Abstract

Attention! At the time of writing this essay the master's work is not completed. The estimated completion date is May 2024. The full text of the work, as well as materials on the topic can be obtained from the author or his supervisor after the specified date.

Introduction
1. Purpose and objectives of the study, planned results
2. Basic concepts and methods of multidimensional statistics
2.1 Factor analysis
2.2 Discriminant analysis
2.3 Cluster analysis
2.4 Multidimensional scaling
2.5 Quality control methods
3. Application of multidimensional statistical analysis in regional studies
4. Application of mathematical statistics methods to analyze the demographic situation in the DPR
Conclusions
References

Introduction

One of the key aspects of the development of modern states is effective governance territorial development. In a constantly changing economic, social and political environment, there is a need to conduct a multidimensional mathematical and statistical analysis of the development of regions in order to identify the main trends, regularities and identification of priority areas of development.

Multidimensional mathematical and statistical analysis is a set of methods and tools, allowing to investigate the relationship between various factors affecting the development of the region, and to determine the degree of their influence on key indicators. This makes it possible to identify the most promising regions and develop strategies for their development, as well as to determine priority areas for attracting investments and improving the quality of life of the population.

1. Purpose and objectives of the study, planned results

The purpose of this study is to conduct a multidimensional mathematical and statistical analysis development of regions to determine the main trends and patterns, as well as the development of recommendations for optimizing management territorial development and improvement of the quality of life of the population at the regional level.

2. Basic concepts and methods of multidimensional statistics

There are situations in which random variability was represented by one or two random values, signs. For example, when studying a statistical population of people, we are interested in height and weight. In this situation, no matter how many people are included in the statistical population, we can always make a scatter chart and see the whole picture. But if, for example, there are three signs, a sign is added — the age of a person, then the scattering diagram should be compiled in three-dimensional space. It is already quite difficult to imagine a set of points in three-dimensional space.

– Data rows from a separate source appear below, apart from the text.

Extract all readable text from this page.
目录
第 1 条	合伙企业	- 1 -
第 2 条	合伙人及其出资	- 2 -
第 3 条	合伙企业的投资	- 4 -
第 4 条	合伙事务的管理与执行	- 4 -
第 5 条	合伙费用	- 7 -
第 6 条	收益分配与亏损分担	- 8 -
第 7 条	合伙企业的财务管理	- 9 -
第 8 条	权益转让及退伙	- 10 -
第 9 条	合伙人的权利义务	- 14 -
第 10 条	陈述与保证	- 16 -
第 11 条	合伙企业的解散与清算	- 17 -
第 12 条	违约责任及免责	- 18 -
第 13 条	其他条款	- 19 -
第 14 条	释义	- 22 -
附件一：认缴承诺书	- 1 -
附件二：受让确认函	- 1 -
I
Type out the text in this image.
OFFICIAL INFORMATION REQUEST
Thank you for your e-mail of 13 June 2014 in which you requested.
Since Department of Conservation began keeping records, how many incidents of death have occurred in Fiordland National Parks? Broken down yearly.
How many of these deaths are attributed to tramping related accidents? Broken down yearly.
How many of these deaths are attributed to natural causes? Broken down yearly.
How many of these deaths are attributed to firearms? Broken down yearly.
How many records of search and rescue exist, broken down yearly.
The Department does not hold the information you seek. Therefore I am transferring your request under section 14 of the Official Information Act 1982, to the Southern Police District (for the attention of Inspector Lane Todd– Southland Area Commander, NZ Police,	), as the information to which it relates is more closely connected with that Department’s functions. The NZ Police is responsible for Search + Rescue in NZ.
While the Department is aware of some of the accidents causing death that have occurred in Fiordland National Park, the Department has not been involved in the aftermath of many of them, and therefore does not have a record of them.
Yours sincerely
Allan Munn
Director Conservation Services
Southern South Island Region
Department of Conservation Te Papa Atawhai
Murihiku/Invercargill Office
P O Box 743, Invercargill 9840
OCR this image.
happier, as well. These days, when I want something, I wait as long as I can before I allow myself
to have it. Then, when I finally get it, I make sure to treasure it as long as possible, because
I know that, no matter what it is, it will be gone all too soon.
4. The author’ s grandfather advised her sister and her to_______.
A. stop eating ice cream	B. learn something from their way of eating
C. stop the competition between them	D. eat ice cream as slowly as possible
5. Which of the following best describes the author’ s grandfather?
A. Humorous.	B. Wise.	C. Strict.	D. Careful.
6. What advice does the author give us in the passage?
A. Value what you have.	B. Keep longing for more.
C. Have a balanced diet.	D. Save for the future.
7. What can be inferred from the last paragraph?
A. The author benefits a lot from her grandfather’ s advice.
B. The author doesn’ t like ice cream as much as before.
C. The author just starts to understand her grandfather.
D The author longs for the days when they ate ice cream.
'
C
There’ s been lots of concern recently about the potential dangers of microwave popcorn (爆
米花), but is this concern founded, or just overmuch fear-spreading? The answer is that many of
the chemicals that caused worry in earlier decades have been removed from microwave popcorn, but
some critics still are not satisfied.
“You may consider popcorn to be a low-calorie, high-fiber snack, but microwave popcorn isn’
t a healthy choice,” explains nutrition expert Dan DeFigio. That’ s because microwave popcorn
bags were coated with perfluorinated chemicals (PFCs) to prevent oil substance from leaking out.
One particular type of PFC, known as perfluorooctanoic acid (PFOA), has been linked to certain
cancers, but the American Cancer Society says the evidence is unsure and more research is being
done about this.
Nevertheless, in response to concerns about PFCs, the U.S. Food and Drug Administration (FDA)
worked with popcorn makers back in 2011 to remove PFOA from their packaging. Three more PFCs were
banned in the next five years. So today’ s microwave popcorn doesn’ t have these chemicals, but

In fact, in practice, not every observation is represented by one, two or three numbers, but by some a visible set of numbers that describe dozens of characters. In this situation, in order to compile a scattering diagram, it would be necessary consider multidimensional spaces. Statistics section dedicated to the research of experiments with multidimensional observations, it is called multidimensional statistical analysis [1].

Measuring several features (properties of an object) at once in one experiment is generally more natural than measuring any one, two. Therefore, potentially multidimensional statistical analysis has a wide field of application.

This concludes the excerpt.